5.1. Introduction

Binary logit analysis is ideal when your dependent variable has two categories, but what if it has three or more? In some cases, it may be reasonable to collapse categories so that you have only two, but that strategy inevitably involves some loss of information. In other cases, collapsing categories could seriously obscure what you’re trying to study. Suppose you want to estimate a model predicting whether newly registered voters choose to register as Democrats, Republicans, or Independents. Combining any two of these outcomes could lead to seriously misleading conclusions.

How you deal with such situations depends somewhat on the nature of the outcome variable and the goal of the analysis. If the categories of the dependent variable have an inherent ordering, the methods in the next chapter should do the job. If there’s no inherent ordering and the goal is a model in which characteristics of the outcome categories predict choice of category, then the discrete-choice model of Chapter 7 is probably what you need. In this chapter we consider models for unordered categories where the predictor variables are characteristics of the individual, and possibly the individual’s environment.

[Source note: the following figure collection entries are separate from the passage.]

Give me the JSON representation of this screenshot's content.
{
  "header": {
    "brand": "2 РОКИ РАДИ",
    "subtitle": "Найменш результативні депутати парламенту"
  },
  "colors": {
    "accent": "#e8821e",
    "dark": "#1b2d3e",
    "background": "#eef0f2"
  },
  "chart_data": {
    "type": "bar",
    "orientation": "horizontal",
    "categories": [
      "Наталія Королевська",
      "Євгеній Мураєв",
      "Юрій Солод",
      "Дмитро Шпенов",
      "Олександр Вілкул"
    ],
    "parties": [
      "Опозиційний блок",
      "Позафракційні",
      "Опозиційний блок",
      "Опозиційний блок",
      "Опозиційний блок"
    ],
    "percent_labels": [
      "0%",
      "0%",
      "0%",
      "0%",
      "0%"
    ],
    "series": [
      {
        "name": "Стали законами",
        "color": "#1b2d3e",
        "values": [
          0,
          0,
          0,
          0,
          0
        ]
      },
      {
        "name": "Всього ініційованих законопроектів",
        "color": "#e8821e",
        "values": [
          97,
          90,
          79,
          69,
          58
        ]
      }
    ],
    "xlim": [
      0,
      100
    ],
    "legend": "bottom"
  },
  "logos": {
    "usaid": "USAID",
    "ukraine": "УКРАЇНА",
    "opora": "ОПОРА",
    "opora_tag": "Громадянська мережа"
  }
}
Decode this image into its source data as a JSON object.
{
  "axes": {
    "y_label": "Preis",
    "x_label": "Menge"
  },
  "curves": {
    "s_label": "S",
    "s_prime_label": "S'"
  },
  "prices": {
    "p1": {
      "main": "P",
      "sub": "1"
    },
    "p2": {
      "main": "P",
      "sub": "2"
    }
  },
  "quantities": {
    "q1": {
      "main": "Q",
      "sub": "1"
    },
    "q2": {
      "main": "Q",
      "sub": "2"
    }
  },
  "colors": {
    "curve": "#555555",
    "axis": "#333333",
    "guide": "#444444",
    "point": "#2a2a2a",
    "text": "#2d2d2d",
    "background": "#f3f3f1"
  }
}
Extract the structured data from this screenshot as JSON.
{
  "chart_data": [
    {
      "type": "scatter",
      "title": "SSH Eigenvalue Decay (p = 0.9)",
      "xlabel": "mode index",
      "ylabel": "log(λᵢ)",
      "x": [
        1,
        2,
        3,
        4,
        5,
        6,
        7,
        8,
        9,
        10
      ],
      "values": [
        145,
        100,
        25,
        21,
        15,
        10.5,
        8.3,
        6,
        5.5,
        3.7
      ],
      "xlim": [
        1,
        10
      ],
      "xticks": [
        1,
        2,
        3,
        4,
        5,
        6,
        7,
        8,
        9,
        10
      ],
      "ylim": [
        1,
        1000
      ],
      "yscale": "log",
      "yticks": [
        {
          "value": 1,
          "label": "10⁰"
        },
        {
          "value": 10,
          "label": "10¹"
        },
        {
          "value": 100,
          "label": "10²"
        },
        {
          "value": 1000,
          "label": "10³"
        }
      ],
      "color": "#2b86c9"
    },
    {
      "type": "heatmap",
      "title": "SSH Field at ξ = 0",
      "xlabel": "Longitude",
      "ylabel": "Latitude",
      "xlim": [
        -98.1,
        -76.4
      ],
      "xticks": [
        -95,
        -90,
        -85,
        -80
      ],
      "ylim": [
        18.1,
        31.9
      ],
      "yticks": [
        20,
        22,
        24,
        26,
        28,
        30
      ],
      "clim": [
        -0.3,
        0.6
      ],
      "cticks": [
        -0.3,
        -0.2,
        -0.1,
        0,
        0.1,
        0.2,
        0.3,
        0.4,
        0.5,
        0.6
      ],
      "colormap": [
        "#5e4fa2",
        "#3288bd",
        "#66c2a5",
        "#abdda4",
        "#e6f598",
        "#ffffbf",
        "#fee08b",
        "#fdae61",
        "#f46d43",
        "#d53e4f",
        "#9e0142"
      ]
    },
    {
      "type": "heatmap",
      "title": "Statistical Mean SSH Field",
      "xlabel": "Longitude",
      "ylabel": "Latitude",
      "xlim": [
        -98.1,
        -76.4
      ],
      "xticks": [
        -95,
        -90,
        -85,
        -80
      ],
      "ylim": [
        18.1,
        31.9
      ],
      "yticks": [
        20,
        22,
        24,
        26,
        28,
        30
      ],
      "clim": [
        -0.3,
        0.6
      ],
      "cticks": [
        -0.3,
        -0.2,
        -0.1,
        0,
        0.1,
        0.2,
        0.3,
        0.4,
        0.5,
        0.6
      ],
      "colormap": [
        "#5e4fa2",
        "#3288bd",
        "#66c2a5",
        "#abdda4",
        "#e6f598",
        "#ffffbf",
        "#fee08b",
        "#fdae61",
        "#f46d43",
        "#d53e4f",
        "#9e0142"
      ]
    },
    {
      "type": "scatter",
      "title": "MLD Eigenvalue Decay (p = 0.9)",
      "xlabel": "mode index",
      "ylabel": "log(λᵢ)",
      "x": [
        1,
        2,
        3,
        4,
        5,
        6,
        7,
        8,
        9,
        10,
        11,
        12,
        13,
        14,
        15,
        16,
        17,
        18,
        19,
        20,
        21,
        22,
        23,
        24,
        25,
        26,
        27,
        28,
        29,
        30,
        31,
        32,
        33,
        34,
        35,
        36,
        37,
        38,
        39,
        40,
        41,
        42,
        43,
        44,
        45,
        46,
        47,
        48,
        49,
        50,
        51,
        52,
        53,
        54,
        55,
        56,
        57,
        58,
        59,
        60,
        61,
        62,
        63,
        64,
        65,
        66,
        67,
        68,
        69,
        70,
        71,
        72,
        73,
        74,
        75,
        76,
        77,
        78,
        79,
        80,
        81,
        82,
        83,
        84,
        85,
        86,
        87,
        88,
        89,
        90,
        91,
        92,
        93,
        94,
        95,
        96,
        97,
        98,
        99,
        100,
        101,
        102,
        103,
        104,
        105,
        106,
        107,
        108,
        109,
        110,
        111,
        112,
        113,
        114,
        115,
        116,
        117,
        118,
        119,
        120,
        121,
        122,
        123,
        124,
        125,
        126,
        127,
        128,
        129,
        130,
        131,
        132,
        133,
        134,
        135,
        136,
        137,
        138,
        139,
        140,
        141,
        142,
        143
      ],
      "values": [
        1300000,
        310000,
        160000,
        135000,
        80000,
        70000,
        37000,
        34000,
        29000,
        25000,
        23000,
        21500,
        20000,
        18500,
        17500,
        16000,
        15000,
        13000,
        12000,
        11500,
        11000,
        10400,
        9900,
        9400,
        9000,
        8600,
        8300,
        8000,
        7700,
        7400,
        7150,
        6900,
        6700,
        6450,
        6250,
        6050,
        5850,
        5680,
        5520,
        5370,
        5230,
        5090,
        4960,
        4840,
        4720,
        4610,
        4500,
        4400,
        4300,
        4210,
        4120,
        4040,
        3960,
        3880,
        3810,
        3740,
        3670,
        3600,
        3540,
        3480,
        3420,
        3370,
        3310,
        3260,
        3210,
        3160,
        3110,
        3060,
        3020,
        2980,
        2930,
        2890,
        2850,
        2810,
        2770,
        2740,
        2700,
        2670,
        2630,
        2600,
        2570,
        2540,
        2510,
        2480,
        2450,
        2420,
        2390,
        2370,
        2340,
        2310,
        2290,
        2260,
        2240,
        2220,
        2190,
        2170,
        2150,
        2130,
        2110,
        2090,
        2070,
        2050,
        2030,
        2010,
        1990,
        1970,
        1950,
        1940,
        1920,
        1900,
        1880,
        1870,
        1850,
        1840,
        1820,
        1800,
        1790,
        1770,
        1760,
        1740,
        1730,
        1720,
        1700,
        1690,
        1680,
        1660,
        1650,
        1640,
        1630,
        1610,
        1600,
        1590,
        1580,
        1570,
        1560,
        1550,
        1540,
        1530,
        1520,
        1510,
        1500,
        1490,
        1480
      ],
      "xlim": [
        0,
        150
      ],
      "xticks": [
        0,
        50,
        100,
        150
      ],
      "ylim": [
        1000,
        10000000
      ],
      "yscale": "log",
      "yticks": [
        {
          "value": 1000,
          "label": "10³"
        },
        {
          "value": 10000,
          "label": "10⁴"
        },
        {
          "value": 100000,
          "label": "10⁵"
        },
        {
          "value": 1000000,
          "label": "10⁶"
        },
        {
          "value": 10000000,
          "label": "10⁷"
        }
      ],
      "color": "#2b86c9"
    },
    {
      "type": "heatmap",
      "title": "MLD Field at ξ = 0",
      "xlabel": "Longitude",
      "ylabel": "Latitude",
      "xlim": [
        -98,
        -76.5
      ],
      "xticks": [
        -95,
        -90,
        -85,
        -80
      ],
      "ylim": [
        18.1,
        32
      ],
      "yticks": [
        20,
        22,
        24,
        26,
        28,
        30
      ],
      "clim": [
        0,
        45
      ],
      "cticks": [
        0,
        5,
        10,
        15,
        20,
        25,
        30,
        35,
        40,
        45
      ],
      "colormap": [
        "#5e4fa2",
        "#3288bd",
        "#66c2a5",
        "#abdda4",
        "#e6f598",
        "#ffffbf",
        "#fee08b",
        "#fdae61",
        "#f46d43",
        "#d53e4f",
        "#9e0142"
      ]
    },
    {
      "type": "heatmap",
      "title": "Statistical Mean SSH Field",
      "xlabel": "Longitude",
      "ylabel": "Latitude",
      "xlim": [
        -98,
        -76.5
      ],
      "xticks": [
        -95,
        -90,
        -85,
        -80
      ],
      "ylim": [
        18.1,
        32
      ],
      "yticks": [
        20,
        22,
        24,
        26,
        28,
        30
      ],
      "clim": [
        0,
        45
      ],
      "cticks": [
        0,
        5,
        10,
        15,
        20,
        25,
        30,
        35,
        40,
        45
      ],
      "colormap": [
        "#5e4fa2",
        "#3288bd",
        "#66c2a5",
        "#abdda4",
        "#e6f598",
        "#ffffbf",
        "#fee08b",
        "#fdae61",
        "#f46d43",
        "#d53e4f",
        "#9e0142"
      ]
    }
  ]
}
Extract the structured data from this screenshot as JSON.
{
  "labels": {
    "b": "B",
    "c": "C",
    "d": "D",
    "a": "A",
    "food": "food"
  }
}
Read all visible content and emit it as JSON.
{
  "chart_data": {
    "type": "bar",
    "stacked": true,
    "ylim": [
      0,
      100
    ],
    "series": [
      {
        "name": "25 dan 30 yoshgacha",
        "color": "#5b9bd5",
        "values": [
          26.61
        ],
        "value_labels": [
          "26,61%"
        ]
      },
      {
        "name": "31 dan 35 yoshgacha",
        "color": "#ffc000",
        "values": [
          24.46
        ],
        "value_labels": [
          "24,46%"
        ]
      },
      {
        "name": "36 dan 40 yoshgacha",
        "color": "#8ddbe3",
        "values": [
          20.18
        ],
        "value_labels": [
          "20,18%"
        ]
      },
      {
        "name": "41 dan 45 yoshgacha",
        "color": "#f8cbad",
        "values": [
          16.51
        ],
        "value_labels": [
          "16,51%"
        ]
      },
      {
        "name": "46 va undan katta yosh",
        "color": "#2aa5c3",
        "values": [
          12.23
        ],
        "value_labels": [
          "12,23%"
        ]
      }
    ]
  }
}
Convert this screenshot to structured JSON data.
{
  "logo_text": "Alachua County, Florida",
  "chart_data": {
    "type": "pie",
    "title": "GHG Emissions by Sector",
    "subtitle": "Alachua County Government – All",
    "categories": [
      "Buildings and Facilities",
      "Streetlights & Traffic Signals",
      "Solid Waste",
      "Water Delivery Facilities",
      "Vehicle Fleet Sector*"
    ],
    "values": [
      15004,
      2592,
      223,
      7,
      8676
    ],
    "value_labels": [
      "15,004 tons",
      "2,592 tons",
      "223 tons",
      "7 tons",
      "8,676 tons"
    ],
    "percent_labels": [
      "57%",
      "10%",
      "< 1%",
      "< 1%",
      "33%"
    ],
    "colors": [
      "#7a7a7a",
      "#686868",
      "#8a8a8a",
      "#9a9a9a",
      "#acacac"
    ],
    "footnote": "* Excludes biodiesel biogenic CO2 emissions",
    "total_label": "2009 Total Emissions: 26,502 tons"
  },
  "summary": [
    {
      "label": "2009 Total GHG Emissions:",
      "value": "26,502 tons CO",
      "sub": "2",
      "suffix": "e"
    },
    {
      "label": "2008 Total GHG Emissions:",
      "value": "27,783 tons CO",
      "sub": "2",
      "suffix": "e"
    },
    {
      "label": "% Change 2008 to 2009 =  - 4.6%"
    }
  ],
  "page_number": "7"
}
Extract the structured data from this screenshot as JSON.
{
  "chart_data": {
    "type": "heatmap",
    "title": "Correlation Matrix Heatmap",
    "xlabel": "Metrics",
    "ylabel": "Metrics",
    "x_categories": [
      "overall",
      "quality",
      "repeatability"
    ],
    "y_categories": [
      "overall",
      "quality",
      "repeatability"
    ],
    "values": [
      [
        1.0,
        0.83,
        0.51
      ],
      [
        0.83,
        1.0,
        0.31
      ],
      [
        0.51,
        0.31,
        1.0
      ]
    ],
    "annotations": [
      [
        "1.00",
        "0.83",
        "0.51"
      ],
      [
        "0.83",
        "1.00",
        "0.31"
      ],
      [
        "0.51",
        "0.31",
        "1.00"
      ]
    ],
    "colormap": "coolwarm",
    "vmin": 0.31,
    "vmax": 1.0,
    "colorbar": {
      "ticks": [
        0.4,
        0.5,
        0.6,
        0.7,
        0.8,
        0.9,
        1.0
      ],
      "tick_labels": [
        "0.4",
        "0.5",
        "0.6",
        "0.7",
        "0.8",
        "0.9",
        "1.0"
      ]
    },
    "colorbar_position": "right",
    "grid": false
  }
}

For example, we could estimate a model predicting party choice of newly registered voters based on information about the voter’s age, income, and years of schooling. We might also include information about the precinct in which the voter is registering.

The model is called the multinomial logit model because the probability distribution for the outcome variable is assumed to be a multinomial rather than a binomial distribution. Because the multinomial logit model can be rather complicated to interpret when the outcome variable has many categories, I’ll begin with the relatively simple case of a three-category outcome.